A large number of the physicists I trained with are now data scientists, and it’s not uncommon to meet a data scientist who trained in Physics. Part of this is because there’s not a lot of physics jobs, especially in Australia. But another reason is that the training we get as physicists is very similar to what you need for data science.

David Bailey, a physicist from the University of Toronto, has objectives for their undergraduate Physics program which describes “the Way of the Physicist”:

  • construct mathematical models of physical systems
  • solve the models analytically or computationally
  • make physical measurements of the systems
  • compare the measurements with the expectations
  • communicate the results, both verbally and in writing
  • improve and iterate

I never use the topics I trained for in Physics day to day, but I use the conceptual framework all the time.

Construct mathematical models of physical systems

Constructing a conceptural model is a crucial step in any data science problem. Any analysis needs to change a decision which means it needs to connect input decisions to outcomes. This connection is a model, which I’ll call a conceptual model to distinguish from an algorithmic model that is directly fit to data.
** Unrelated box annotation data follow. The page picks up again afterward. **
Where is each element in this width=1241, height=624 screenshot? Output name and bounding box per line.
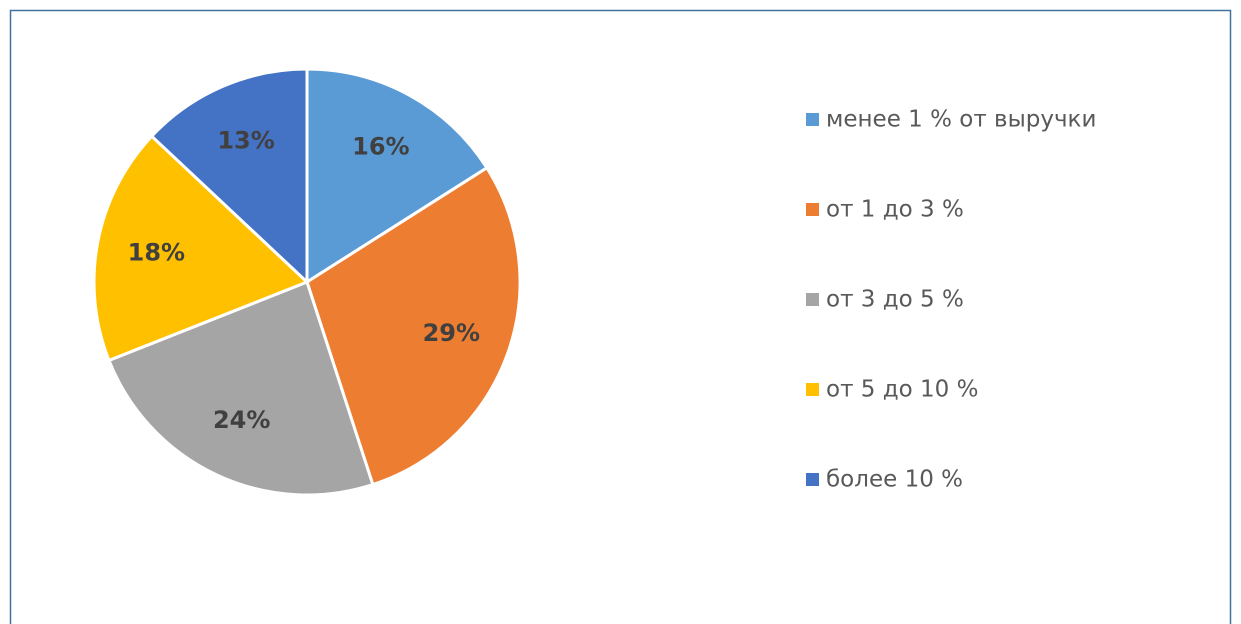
legend-label: от 3 до 5 % xyxy=(826,287,964,313)
legend-label: более 10 % xyxy=(826,467,963,493)
legend-label: от 1 до 3 % xyxy=(826,197,964,223)
pie-slice xyxy=(92,134,310,363)
legend-marker xyxy=(806,203,819,216)
legend-label: от 5 до 10 % xyxy=(826,377,978,403)
value-label: 18% xyxy=(128,238,185,266)
pie-slice xyxy=(149,67,309,286)
pie-slice xyxy=(305,67,489,285)
value-label: 24% xyxy=(213,406,270,434)
legend-marker xyxy=(806,383,819,396)
legend-marker xyxy=(806,113,819,126)
value-label: 16% xyxy=(352,133,409,161)
legend-label: менее 1 % от выручки xyxy=(826,107,1096,133)
pie-slice xyxy=(305,165,522,487)
value-label: 13% xyxy=(217,126,274,154)
legend-marker xyxy=(806,293,819,306)
value-label: 29% xyxy=(423,319,480,347)
legend-marker xyxy=(806,473,819,486)
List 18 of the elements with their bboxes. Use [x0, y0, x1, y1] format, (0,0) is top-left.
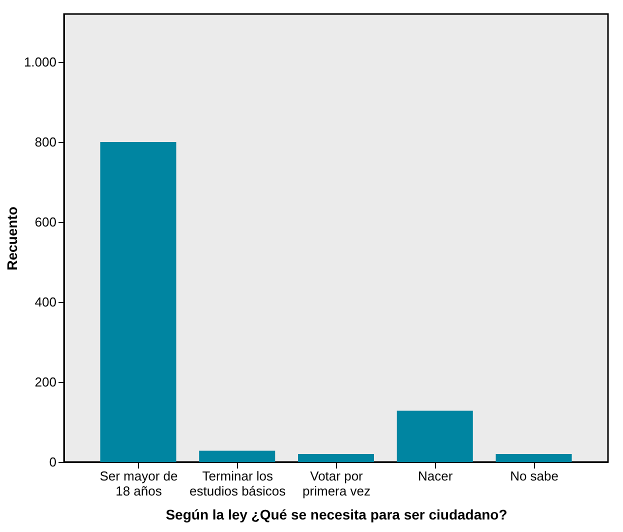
x-tick-label: Votar por primera vez [302, 468, 370, 498]
x-tick-label: No sabe [510, 468, 558, 484]
x-axis-title: Según la ley ¿Qué se necesita para ser ciudadano? [166, 506, 508, 522]
bar [396, 410, 473, 462]
bar [298, 454, 374, 462]
bar [496, 454, 572, 462]
y-tick-label: 200 [34, 374, 56, 390]
y-tick-label: 0 [49, 454, 56, 470]
y-tick-label: 600 [34, 214, 56, 230]
y-tick-label: 1.000 [24, 54, 56, 70]
bar [100, 142, 176, 462]
x-tick-label: Nacer [418, 468, 454, 484]
y-axis-title: Recuento [4, 206, 20, 270]
x-tick-label: Terminar los estudios básicos [190, 468, 286, 498]
bar [199, 450, 276, 462]
y-tick-label: 400 [34, 294, 56, 310]
y-tick-label: 800 [34, 134, 56, 150]
x-tick-label: Ser mayor de 18 años [100, 468, 178, 498]
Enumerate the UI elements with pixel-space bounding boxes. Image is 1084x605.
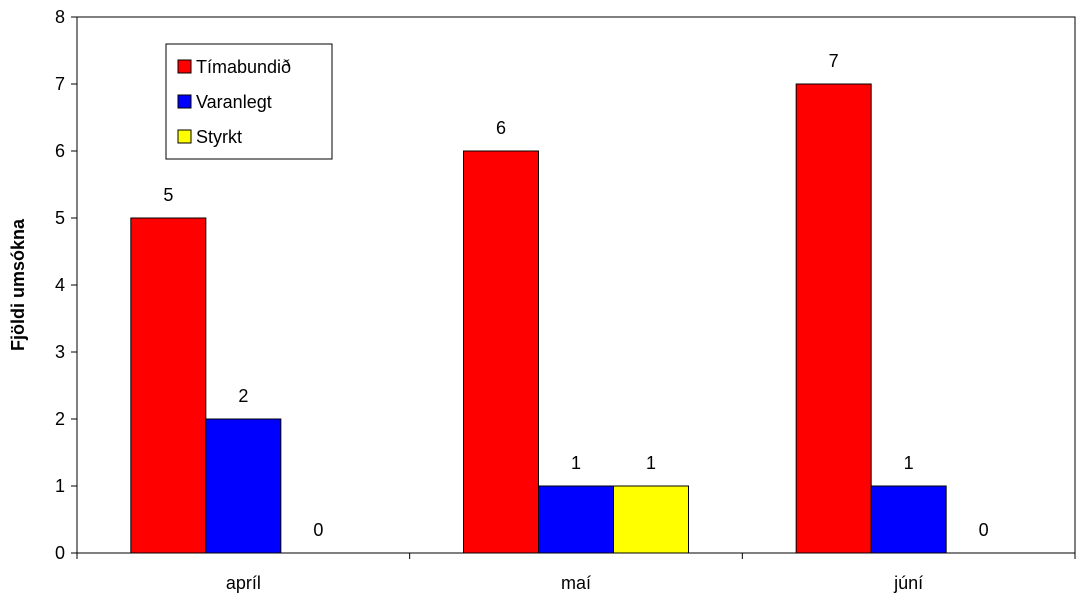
bar [538,485,614,554]
bar [870,485,947,554]
data-label: 1 [904,453,914,473]
data-label: 5 [163,185,173,205]
legend-label: Varanlegt [196,92,272,112]
legend-swatch [177,94,192,109]
legend-swatch [177,59,192,74]
legend-swatch [177,129,192,144]
y-tick-label: 0 [55,543,65,563]
y-tick-label: 6 [55,141,65,161]
data-label: 6 [496,118,506,138]
legend-label: Styrkt [196,127,242,147]
y-tick-label: 8 [55,7,65,27]
data-label: 0 [979,520,989,540]
bar [205,418,282,554]
bar [130,217,207,554]
x-tick-label-3: júní [893,573,923,593]
y-tick-label: 5 [55,208,65,228]
bar [463,150,539,554]
y-axis-title: Fjöldi umsókna [8,218,28,351]
data-label: 2 [238,386,248,406]
data-label: 1 [646,453,656,473]
y-tick-label: 7 [55,74,65,94]
y-tick-label: 3 [55,342,65,362]
data-label: 7 [829,51,839,71]
x-tick-label-2: maí [561,573,591,593]
bar [613,485,689,554]
y-tick-label: 1 [55,476,65,496]
legend-box [165,43,333,160]
legend-label: Tímabundið [196,57,291,77]
bar [795,83,872,554]
y-tick-label: 2 [55,409,65,429]
data-label: 0 [313,520,323,540]
data-label: 1 [571,453,581,473]
x-tick-label-1: apríl [226,573,261,593]
y-tick-label: 4 [55,275,65,295]
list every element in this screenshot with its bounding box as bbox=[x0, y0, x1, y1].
Even when using a blackbox algorithmic model it’s important to have a conceptual model of the underlying process. The process may be broken down into several algorithmic models.
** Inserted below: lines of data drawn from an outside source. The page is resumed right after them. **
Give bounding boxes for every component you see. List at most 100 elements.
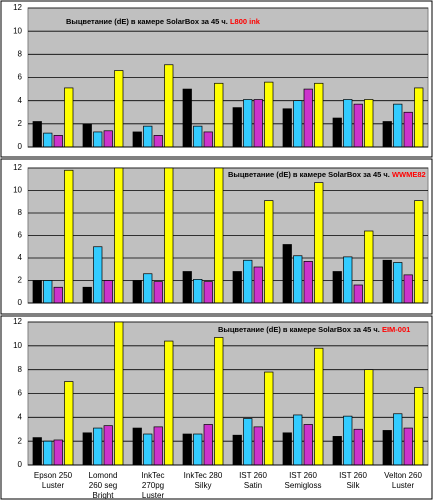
bar <box>353 428 363 466</box>
bar <box>264 200 274 304</box>
bar <box>403 427 413 466</box>
bar <box>232 107 242 148</box>
bar <box>282 108 292 148</box>
bar <box>153 426 163 466</box>
bar <box>103 280 113 304</box>
bar <box>232 434 242 466</box>
bar <box>182 88 192 148</box>
title-suffix: L800 ink <box>230 17 261 26</box>
y-tick-label: 10 <box>13 186 22 195</box>
bar <box>153 281 163 304</box>
y-tick-label: 2 <box>18 276 23 285</box>
bar <box>214 337 224 466</box>
bar <box>114 321 124 466</box>
bar <box>214 82 224 148</box>
bar <box>343 99 353 148</box>
y-tick-label: 12 <box>13 317 22 326</box>
bar <box>182 433 192 466</box>
bar <box>314 347 324 466</box>
bar <box>264 371 274 466</box>
bar <box>114 70 124 148</box>
bar <box>282 244 292 304</box>
bar <box>253 99 263 148</box>
y-tick-label: 6 <box>18 389 23 398</box>
y-tick-label: 6 <box>18 231 23 240</box>
x-tick-label: Velton 260 Luster <box>384 471 422 490</box>
bar <box>143 273 153 304</box>
bar <box>43 280 53 304</box>
bar <box>193 125 203 148</box>
bar <box>164 167 174 304</box>
y-tick-label: 0 <box>18 142 23 151</box>
bar <box>103 130 113 148</box>
bar <box>64 87 74 148</box>
bar <box>332 271 342 304</box>
title-text: Выцветание (dE) в камере SolarBox за 45 … <box>228 170 390 179</box>
x-tick-label: IST 260 Satin <box>239 471 267 490</box>
bar <box>332 117 342 148</box>
bar <box>314 182 324 304</box>
bar <box>414 200 424 304</box>
bar <box>403 274 413 304</box>
y-tick-label: 8 <box>18 365 23 374</box>
bar <box>143 125 153 148</box>
bar <box>243 259 253 304</box>
bar <box>414 87 424 148</box>
x-tick-label: IST 260 Semigloss <box>284 471 322 490</box>
bar <box>132 280 142 304</box>
bar <box>182 271 192 304</box>
bar <box>82 286 92 304</box>
bar <box>382 259 392 304</box>
bar <box>403 111 413 148</box>
y-tick-label: 10 <box>13 341 22 350</box>
bar <box>232 271 242 304</box>
bar <box>282 432 292 466</box>
bar <box>343 415 353 466</box>
bar <box>93 427 103 466</box>
bar <box>393 413 403 466</box>
y-tick-label: 0 <box>18 298 23 307</box>
bar <box>82 432 92 466</box>
bar <box>193 433 203 466</box>
bar <box>53 135 63 148</box>
bar <box>93 131 103 148</box>
bar <box>164 64 174 148</box>
y-tick-label: 8 <box>18 208 23 217</box>
x-tick-label: Lomond 260 seg Bright <box>88 471 118 500</box>
bar <box>64 169 74 304</box>
bar <box>153 135 163 148</box>
bar <box>293 255 303 304</box>
bar <box>143 433 153 466</box>
bar <box>203 424 213 466</box>
y-tick-label: 8 <box>18 49 23 58</box>
bar <box>164 340 174 466</box>
chart-title: Выцветание (dE) в камере SolarBox за 45 … <box>218 325 410 334</box>
x-tick-label: Epson 250 Luster <box>33 471 73 490</box>
bar <box>364 369 374 466</box>
bar <box>243 418 253 466</box>
bar <box>414 387 424 466</box>
bar <box>293 100 303 148</box>
bar <box>193 279 203 304</box>
title-suffix: WWME82 <box>392 170 426 179</box>
bar <box>114 167 124 304</box>
y-tick-label: 12 <box>13 3 22 12</box>
bar <box>64 381 74 466</box>
y-tick-label: 4 <box>18 412 23 421</box>
bar <box>343 256 353 304</box>
y-tick-label: 2 <box>18 119 23 128</box>
bar <box>314 82 324 148</box>
bar <box>364 230 374 304</box>
y-tick-label: 4 <box>18 96 23 105</box>
bar <box>303 261 313 304</box>
bar <box>132 427 142 466</box>
bar <box>203 281 213 304</box>
bar <box>214 167 224 304</box>
chart-title: Выцветание (dE) в камере SolarBox за 45 … <box>66 17 261 26</box>
y-tick-label: 10 <box>13 26 22 35</box>
y-tick-label: 0 <box>18 460 23 469</box>
bar <box>364 99 374 148</box>
bar <box>43 132 53 148</box>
A good conceptual model will identify the key drivers of the outcomes, outlining the key relationships. It’s always useful to consult with domain experts who understand that process well, because they often have a good intuition of what is important.
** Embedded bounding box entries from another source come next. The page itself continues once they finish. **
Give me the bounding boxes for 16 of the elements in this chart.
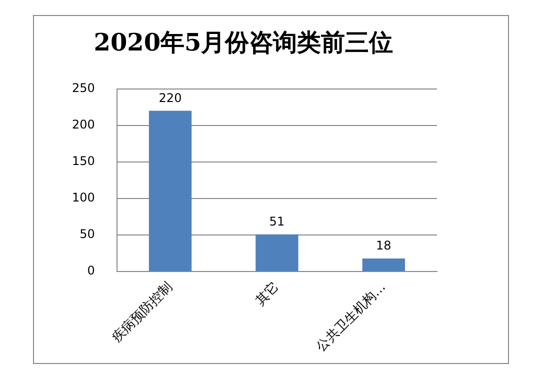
y-tick-label: 150 (72, 154, 95, 168)
data-label: 18 (376, 238, 392, 253)
y-tick-label: 200 (72, 117, 95, 132)
bar (256, 234, 298, 272)
x-tick-label: 公共卫生机构… (314, 280, 389, 355)
y-tick-label: 50 (80, 227, 95, 242)
data-label: 220 (158, 90, 182, 105)
y-tick-label: 250 (72, 80, 95, 95)
bar (362, 258, 405, 272)
x-tick-label: 其它 (252, 279, 282, 309)
y-tick-label: 100 (72, 190, 95, 205)
bar (148, 110, 192, 272)
data-label: 51 (269, 214, 285, 228)
chart-title: 2020年5月份咨询类前三位 (94, 28, 394, 57)
x-tick-label: 疾病预防控制 (110, 280, 176, 346)
y-tick-label: 0 (87, 264, 95, 278)
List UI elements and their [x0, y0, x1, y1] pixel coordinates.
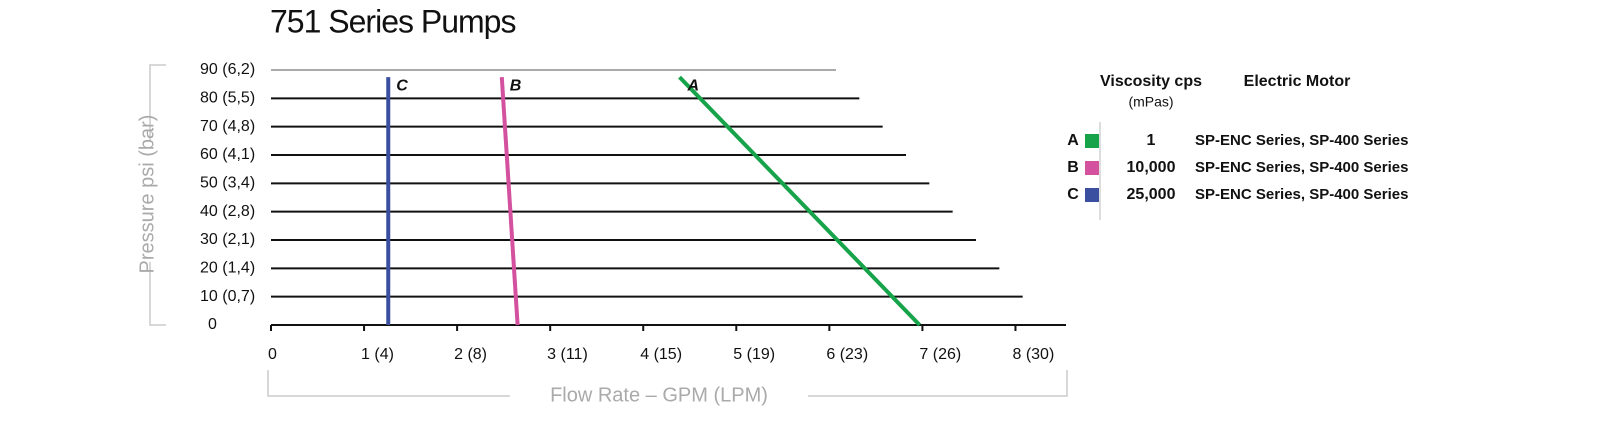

Solve the models analytically or computationally

When you have a model you will want to be able to solve it. Physics textbooks primarily focus on problems that can be solved from first principles, which can be rarely done in data science. However it is possible to come up with ballpark estimates, and solve “easy cases”.

A large part of the trick to solving models is coming up with models that are solvable. Models should be as parsimonious as possible, focusing on the most significant effects first. If you put in too many effects you lose the insight, and can’t see the forest from the trees.

Physics has a really good selection of models that are simple, but insightful. In Statistical Mechanics an ideal gas where the particles don’t interact at all is a useful model for many real gasses. In Mechanics the driven harmonic oscillator is useful for understanding resonance, which can collapse bridges. In Quantum Mechanics the structure of atomic shells can be understood by ignoring interactions between electrons, which is a useful (but very wrong) model for understanding the chemistry of atoms.

Analytic models are powerful because you can explore them in detail, but they have their limits. For many sophisticated models we need to perform simulation, optimisation, and model fitting. Model fitting is what many many people think of in data science; extracting relations between an outcome and input variables.

Make Physical Measurements of the Systems

The crucial connection between theory and reality is in the act of measurement. In data science you can often collect data off the “data exhaust” of existing processes, but this is really messy. Understanding how to collect data, whether it’s digital tracking, surveys, or sensor arrays is crucial to connect the model with reality.

Even if you don’t directly make the measurements it’s very important to understand how the measurements are made. Measurements are always imperfect, and you’re rarely measuring the quantity you actually want to measure. Understanding the inferences, approximations, and errors that occur in the measurements help understand how to assess your model.

Compare the Measurements with the Expectations

In data science this can occur offline by checking a model against a test set (or with cross validation), to see the generalisation error. But the best tests are always in an online setting; performing the action and seeing whether it meets expectations. When comparing options the cleanest way is an A/B experiment.

An important premise of this is you should always have an expectation from your prior modelling. You shouldn’t be deploying models, running experiments, or making important data-driven decisions without having an expectation of what the outcome should be.

Communicate the Results, Both Verbally and in Writing

A data scientist, like a physicist, is part of a community.

You have to be able to communicate your findings with stakeholders to influence decisions and get better outcomes. The communication should be tailored to your audience.

Improve and Iterate

Whenever there’s a difference between the measurements and expectations there’s an opportunity to improve. Whether it’s improving the models, the measurements or even the communication, to get the desired impact. Starting with a simple model and iterating on it is often a much better path than starting with an overly complex model, because you get faster feedback on what is important.